At the recent event, Ben Owens also shared his story about growing up under a violent stepfather.
He recalls hearing his mother attacked, and at 12-years old, how he prayed for magical powers to help his mom. Both of his parents were government employees, and they had a nice home in a quiet cul de sac, until his stepfather would get drunk on weekends.
In elementary school, he admired the gang bangers walking through the alley, and how they commanded authority.
“They demonstrated the power to intimidate school staff. I said I want a piece of that power,” he said.
He joined a gang, which he felt gave him an outlet to overcome violence. He cycled through the juvenile hall, and was violent toward rival gang members. For years, he was angry.
As a counselor, from his observation of other men in gangs, he feels domestic violence was probably more common in his generation with two-parent homes, but it wasn’t talked about.
“If your mother was beat, it was understood that she didn’t call the cops because they would take away the breadwinner,” he said. “You’d go to orphanage back then.”
Witnessing domestic violence has not replayed out in his own life. He was married for 17 years, and said he never hit his wife. The abused did not become the abuser.
“Because of the pain, and what I knew my mother went through. I vowed that I would never hurt someone I love,” said Owens, executive director of Detours Mentoring Group in Gardena.
Some men try to drown the memories of their own child abuse that can be intense. His experience led him down the gang path that he wouldn’t have chosen, but it equaled power. At one point, he got an air gun, and sawed off the barrel to make it look like a shotgun.
“I figured one day I’d run in and scare him with that, and run him off,” he said, but his mother found the toy gun, busted it in pieces, and told him he couldn’t do that.
Today, he mediates family violence, and said the gang culture is probably the hardest to impact because the aggression is on both sides, male and female, who rage against each other to establish the relationship.
“You agree to take a consensual stance on violence, that we can be mutual combatants, and that’s okay with either one of us,” he said.
Because domestic violence exposure often follows into adulthood, the kids growing up in homes with domestic violence show signs early on.
Heather C. Stevning, Executive Director of the nonprofit Option House, said kids often deal with high anxiety, nightmares, and act out.

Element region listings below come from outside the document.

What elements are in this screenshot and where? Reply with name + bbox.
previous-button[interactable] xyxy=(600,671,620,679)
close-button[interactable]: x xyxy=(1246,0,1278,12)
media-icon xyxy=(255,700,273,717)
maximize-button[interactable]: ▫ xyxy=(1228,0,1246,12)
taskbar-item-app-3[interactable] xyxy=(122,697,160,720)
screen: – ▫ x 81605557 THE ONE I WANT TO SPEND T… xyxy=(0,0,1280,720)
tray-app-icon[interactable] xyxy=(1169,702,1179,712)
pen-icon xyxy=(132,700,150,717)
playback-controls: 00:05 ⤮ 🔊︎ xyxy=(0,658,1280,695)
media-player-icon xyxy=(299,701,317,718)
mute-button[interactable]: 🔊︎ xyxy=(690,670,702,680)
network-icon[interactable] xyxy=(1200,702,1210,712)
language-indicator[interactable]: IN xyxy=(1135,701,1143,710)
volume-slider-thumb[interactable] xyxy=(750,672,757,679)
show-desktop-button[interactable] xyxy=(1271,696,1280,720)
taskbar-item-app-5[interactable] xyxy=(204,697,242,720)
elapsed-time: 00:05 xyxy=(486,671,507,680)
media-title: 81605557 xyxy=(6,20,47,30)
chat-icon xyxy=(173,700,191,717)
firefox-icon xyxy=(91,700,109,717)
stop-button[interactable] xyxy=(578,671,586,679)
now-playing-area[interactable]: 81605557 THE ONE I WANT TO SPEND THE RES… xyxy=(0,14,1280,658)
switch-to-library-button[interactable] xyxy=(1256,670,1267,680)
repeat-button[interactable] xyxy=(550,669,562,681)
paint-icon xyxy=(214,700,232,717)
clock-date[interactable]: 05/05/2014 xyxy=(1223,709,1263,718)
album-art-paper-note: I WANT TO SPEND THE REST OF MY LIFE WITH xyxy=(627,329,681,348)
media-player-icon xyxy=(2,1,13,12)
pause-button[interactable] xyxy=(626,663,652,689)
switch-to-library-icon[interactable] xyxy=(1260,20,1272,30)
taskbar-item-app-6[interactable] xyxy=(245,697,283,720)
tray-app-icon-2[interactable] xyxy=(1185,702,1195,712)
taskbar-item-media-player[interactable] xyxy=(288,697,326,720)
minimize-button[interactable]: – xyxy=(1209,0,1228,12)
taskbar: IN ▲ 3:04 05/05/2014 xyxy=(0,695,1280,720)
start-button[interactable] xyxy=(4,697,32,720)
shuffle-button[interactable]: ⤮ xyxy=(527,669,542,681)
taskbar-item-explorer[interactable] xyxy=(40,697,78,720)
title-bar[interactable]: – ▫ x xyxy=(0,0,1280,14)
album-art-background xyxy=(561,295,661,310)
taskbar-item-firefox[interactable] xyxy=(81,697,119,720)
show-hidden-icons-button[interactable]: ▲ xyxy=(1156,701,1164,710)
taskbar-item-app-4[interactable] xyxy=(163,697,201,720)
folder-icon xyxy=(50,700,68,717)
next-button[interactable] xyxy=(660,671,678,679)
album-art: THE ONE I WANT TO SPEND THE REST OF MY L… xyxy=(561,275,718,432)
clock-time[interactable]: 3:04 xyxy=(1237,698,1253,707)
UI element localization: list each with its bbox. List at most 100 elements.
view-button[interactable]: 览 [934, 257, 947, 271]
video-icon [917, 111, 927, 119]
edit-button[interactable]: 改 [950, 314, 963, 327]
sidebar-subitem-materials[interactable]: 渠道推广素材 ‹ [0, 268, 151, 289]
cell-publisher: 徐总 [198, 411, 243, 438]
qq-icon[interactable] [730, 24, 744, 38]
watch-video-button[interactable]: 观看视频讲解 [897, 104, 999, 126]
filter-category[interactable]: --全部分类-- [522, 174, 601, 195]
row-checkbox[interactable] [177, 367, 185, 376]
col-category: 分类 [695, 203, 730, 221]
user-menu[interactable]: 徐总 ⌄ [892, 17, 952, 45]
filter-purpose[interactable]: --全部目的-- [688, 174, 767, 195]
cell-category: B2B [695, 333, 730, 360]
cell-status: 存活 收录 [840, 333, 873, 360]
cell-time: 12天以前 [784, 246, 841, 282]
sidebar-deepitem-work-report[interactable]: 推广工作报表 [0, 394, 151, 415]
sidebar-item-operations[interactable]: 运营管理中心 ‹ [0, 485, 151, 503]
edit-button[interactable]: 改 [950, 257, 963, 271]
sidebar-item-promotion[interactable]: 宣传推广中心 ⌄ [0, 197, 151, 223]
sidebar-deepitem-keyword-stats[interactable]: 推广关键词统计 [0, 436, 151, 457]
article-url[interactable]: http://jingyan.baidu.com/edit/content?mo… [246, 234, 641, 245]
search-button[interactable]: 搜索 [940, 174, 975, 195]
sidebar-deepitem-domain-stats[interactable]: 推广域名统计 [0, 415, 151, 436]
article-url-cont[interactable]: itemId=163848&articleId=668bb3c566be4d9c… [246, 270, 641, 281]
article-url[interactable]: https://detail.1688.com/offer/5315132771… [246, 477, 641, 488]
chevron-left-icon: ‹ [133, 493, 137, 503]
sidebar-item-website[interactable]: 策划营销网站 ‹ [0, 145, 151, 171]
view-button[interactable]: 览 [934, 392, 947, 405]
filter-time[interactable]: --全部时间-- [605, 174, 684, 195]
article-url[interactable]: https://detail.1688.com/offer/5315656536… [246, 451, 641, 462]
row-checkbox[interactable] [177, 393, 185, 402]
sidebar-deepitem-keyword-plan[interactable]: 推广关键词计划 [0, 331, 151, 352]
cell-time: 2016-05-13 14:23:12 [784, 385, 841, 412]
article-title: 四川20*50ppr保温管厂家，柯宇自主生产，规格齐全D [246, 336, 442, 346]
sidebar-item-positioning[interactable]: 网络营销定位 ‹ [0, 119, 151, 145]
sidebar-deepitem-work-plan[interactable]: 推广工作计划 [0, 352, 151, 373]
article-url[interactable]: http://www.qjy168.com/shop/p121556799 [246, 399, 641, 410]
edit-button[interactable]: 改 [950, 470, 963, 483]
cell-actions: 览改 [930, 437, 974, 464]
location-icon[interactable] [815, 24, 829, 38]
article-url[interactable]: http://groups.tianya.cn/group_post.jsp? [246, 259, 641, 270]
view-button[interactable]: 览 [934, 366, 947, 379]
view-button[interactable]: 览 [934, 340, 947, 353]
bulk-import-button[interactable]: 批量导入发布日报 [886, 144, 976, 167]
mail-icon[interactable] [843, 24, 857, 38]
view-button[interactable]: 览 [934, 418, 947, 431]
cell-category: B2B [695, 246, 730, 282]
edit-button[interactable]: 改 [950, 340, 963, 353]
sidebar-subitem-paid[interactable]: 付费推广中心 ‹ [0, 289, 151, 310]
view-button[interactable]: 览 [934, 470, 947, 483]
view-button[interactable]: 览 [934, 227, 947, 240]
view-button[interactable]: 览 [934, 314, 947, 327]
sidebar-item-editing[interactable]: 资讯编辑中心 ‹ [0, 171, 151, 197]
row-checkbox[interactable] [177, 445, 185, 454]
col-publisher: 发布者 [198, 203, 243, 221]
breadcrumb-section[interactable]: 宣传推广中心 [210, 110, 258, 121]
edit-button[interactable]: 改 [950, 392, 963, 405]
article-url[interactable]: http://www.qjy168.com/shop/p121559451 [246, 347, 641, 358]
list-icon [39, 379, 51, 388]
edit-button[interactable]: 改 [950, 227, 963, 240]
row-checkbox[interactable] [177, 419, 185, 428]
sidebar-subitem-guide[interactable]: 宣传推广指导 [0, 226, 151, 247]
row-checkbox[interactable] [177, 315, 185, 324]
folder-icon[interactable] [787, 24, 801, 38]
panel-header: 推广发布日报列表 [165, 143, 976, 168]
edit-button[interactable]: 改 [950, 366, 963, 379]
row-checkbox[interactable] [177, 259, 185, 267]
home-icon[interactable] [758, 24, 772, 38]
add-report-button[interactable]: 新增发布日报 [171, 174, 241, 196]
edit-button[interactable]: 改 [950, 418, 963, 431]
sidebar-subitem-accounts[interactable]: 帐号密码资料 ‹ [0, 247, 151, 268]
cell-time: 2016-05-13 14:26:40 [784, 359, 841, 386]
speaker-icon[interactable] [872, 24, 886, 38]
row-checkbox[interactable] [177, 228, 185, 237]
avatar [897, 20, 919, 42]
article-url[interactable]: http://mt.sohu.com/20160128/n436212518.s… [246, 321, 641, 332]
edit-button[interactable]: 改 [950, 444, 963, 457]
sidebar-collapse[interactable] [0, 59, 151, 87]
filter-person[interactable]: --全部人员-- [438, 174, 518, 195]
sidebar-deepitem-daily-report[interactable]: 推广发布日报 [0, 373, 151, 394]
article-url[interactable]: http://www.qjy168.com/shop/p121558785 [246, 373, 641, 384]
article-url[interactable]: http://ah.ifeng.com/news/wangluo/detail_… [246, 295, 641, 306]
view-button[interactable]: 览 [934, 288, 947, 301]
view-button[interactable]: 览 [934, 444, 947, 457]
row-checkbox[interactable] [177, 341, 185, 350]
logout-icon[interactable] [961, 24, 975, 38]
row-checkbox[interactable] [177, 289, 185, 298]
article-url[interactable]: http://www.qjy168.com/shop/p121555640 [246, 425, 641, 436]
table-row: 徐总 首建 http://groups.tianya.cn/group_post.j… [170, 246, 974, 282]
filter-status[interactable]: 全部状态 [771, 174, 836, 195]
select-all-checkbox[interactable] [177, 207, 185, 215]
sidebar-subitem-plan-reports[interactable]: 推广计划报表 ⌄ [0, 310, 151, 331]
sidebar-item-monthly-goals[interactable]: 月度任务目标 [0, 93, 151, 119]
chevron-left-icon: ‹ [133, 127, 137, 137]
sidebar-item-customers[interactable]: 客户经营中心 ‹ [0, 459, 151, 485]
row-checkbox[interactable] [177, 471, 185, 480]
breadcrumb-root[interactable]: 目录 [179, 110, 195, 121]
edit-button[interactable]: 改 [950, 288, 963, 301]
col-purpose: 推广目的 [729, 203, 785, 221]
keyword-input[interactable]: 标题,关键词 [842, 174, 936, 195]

They worry about their safety, and the safety of the parent.
Option House has been developing programs to address childhood trauma, and wants to bring it to public schools to explain healthy boundaries to children, but there is resistance. Parents haven’t been willing to support domestic violence education for the kids.
“The push-back is that they are too young, it’s too traumatic, but we give them red ribbon week about how to say no to drugs in kindergarten,” she said.
She attended the recent fatherhood event, where men shared their stories, hip-hop style through the eyes of their childhood, and families steeped in violence.
“I was literally in tears,” she said. “It’s the first time I ever cried at rap music.”
This past year, the shelter partnered with the Fatherhood program, giving kids exposed to domestic violence a healthy way to deal with the trauma.
Through Boykins’ boxing classes, child victims engaged in a month-long pilot program
“He works with them to release that stress and anxiety. It was really healing, a good program,” she said. “We are anxious to get something going year round.”